Here I mean the moves requiring the highest leg strength to weight ratio, some of them also require flexibility, balance or very conditioned tendons but strength is the main factor. My previous list is very outdated, with this new post I can get new feedback and if you have seen moves that are harder than the ones below let me know, or which you found easieharder if you tried some.
Many of these moves are more an expression of strength than a good way to build it because they are unstable or complicated to set up (but some are very good, though it's better to do some weighted exercises too if you have the equipment, and resistance bands have some uses too). This is not a training guide (maybe I'll make a new one in the future), I'm only documenting the highest levels I've seen. Any movement can be safe or unsafe depending on the load, whoever tries these moves does so at their own risk with the assumption that they have gradually built up the capacity to handle those loads.
The main ways to make unweighted leg exercises hard are quad or hamstring isolation moves (single leg, straight body for the longest lever or both) or friction resistance. If you want to make them suitable for strength or hypertrophy work, hold onto something for balance in case you need to eliminate instability and use the ones with a simple setup and good range of motion.
Several of the links below are from these videos:
I linked to the original videos where available. I've put some of my own moves too, but only where I did something unique or one of the best attempts, compared to the previous list I removed many of my videos because they were surpassed in level by others.
Addition: this video by Jakub Kowalski shows only the practical hard leg exercises that are good for getting stronger without weights.
Elevated advanced shrimp squat (both hands hold the free foot):
Harder if the knee travels forward more because of a more upright body or more hip extension in the rear leg. The free leg can't travel forward as much if the elevation is in front of it instead of by the side, so it provides less counterweight. More ankle flexibility (dorsiflexion) probably makes the exercise slightly easier.
Shrimp quad blaster:
Knee further from center mass than shrimp squats, and regaining tension to get the knee off the floor is tough.
One leg quad lever:
Also known as one leg extension lever, I just think quad lever is a simpler way of describing the top position.
Elevated Matrix squat:
Arching the body shortens the lever a bit, either way the part below horizontal is surprisingly hard.

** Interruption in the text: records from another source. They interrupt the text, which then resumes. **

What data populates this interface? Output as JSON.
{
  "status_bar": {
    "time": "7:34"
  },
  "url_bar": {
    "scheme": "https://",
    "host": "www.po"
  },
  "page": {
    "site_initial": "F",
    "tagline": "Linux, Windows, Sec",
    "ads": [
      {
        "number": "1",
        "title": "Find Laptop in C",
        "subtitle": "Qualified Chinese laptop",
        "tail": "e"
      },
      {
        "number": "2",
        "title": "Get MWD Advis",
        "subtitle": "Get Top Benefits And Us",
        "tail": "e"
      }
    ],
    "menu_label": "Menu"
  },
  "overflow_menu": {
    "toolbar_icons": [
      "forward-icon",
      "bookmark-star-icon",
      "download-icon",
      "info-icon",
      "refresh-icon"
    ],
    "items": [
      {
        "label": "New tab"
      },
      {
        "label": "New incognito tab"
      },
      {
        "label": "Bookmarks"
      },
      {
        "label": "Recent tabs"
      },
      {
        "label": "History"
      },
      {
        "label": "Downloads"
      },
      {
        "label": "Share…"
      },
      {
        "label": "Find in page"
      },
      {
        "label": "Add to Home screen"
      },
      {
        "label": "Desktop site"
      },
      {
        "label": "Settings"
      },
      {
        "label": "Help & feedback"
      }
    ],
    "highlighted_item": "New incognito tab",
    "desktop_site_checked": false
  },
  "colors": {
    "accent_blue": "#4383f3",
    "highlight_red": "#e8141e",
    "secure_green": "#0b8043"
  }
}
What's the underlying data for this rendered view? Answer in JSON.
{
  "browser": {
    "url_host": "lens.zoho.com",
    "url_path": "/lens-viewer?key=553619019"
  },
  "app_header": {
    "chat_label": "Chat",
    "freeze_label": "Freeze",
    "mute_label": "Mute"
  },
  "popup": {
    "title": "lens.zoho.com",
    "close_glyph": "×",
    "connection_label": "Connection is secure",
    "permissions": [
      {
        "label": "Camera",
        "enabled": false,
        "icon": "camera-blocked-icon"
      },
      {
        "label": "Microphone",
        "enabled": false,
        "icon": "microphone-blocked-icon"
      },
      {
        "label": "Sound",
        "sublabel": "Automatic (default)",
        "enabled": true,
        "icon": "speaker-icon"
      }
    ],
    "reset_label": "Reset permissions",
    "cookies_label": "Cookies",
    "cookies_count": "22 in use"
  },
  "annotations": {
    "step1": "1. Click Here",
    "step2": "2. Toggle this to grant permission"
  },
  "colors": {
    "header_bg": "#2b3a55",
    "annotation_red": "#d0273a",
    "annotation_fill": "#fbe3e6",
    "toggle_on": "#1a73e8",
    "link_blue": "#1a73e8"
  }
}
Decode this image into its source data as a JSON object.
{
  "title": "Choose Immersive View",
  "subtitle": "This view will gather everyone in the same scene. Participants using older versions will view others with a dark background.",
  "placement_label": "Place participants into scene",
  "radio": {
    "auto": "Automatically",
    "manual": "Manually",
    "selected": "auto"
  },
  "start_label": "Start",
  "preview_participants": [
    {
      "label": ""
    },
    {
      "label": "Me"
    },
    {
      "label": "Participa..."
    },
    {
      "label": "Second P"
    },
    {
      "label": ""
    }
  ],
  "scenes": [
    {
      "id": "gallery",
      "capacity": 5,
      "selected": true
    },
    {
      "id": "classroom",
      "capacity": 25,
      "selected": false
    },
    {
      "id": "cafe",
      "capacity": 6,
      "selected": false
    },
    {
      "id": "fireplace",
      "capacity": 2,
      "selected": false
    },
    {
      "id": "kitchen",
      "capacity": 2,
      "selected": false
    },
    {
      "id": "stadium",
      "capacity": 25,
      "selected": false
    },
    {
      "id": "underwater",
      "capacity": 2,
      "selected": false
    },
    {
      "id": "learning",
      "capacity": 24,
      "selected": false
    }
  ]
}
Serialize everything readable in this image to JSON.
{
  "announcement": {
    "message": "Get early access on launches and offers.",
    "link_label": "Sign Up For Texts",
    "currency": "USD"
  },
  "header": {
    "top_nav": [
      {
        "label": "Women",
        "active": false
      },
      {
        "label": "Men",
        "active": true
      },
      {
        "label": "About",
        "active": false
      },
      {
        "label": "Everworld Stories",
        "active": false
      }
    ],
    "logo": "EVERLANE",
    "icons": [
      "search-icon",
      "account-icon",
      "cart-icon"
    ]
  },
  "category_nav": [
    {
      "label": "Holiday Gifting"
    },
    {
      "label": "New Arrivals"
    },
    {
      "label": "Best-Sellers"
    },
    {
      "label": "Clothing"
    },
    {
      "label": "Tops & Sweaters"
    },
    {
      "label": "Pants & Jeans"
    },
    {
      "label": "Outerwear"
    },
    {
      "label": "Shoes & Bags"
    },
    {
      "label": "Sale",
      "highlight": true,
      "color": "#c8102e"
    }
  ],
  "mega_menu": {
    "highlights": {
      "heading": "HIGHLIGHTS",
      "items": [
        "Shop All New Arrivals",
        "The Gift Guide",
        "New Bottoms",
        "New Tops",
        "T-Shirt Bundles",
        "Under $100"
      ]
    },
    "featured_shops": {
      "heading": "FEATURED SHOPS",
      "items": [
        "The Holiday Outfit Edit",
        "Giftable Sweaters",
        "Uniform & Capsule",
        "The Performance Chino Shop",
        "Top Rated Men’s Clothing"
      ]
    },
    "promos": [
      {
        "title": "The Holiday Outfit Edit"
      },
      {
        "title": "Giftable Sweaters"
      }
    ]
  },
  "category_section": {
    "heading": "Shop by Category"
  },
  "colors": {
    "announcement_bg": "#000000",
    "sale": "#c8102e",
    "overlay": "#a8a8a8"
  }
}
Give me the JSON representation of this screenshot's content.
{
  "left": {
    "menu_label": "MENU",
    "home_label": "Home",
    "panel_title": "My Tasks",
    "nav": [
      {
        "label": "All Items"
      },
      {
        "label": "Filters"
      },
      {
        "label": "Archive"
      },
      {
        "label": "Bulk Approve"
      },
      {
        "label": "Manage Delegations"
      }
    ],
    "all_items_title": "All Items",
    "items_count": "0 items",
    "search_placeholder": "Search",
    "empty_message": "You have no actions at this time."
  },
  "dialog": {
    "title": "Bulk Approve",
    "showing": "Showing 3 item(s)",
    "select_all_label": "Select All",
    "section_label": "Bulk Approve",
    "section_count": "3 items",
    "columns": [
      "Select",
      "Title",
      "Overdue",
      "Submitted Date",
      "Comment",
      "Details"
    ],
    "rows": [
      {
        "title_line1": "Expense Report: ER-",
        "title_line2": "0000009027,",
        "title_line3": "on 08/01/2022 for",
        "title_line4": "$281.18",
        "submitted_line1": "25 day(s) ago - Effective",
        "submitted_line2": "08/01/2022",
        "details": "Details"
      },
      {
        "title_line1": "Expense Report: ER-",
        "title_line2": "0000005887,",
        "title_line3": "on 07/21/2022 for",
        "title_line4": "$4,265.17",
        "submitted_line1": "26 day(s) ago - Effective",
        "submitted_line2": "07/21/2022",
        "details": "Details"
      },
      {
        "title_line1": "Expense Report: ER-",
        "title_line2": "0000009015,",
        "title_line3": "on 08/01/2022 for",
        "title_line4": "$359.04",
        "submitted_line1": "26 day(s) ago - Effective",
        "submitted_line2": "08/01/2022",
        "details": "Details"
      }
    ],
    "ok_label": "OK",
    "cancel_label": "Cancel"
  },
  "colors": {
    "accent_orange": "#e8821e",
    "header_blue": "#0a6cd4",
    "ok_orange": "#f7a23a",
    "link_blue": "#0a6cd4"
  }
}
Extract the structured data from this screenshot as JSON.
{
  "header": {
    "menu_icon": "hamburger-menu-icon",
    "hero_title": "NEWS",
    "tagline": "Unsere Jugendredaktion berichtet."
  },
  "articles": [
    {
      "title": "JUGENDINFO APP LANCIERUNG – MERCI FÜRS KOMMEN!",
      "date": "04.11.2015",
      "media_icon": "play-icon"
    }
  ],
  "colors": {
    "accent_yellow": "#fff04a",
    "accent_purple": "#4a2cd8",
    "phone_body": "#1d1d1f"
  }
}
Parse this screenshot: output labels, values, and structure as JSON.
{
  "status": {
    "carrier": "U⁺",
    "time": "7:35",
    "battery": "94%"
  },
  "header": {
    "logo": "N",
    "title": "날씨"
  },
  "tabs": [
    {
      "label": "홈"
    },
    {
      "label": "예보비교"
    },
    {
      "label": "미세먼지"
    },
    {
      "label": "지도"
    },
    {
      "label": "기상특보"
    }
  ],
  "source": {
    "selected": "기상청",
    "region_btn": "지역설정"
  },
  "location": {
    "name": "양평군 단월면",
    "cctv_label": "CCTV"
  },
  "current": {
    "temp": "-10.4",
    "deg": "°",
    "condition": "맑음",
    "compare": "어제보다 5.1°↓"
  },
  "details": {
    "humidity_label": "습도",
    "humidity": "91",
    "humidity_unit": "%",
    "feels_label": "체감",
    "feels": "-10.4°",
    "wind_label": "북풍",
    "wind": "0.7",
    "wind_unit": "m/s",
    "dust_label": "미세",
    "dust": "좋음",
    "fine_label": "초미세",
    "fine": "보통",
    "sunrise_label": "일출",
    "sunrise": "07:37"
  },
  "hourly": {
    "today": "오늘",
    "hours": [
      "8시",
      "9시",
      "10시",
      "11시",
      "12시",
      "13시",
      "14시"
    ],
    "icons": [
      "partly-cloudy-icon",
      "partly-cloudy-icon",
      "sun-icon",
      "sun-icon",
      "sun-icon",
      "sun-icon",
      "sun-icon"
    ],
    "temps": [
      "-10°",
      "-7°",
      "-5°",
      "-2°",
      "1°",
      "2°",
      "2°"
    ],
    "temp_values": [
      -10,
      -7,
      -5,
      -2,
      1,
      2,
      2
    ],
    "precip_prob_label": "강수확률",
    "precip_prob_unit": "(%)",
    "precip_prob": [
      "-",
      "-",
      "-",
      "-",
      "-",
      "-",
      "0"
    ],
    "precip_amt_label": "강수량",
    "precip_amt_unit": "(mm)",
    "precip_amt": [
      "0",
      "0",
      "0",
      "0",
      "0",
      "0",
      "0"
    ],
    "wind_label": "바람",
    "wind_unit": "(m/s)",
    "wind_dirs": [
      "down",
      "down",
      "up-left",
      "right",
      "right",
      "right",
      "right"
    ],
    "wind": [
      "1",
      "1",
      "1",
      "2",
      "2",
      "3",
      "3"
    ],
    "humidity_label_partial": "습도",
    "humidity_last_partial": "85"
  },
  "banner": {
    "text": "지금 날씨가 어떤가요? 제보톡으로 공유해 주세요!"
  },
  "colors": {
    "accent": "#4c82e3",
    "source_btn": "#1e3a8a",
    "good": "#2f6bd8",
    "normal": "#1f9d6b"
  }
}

Natural one leg extension:
Balance can be tricky compared to one leg sissy and Matrix squats but less strength is needed.
One leg Matrix squat partials:
It's harder if the support is at the top of the calf or lower, but more comfortable with the support at the knee pit. If the shin has a more open angle with the foot, the horizontal body position is easier because the knee is less flexed.
One leg sissy squat attempts/partials:
With enough toe and ankle flexibility full knee flexion can be reached without the knee touching the floor, in a "float hold" (image example).
In normal Nordic curls the hardest part is at the bottom, and having the upper body or part of the thigh unsupported makes that part harder if the knee reaches lockout, and it's more stressful on the tendons if the edge of the support is closer to the knees than the hips.
When adding decline the hardest part of the movement shifts towards the top of the range.
Unsupported kneecaps Nordic curl:
  • My first try. With locked out knees it's like straight arm strength in the planche/iron cross, the bottom of the movement is harder than with the thighs supported but more dangerous for the hamstring tendons, not recommended for training.
Decline Nordic curl:
Inverted one leg squat:
In all the inverted hang movements the range above 90° knee is drastically harder, the hamstrings are weaker in that part of the resistance curve.
Inverted Nordic curl:
Note: the shin is forced to stay vertical, which makes the lever longer than in a free hanging equivalent, which I'd call inverted sissy squat instead, example of partial range, full range with inversion boots is risky because the rotating shin could make the hook slip off the bar, better use straps to try that one.
One leg Nordic curl:
With the free leg's knee not lifted, the balance is the same as with two legs and the same body line could be achieved by someone strong enough. Matteo Spinazzola does them with that knee lifted making them much harder to balance and forcing some side bend to keep the center mass in the vertical plane of the anchored foot.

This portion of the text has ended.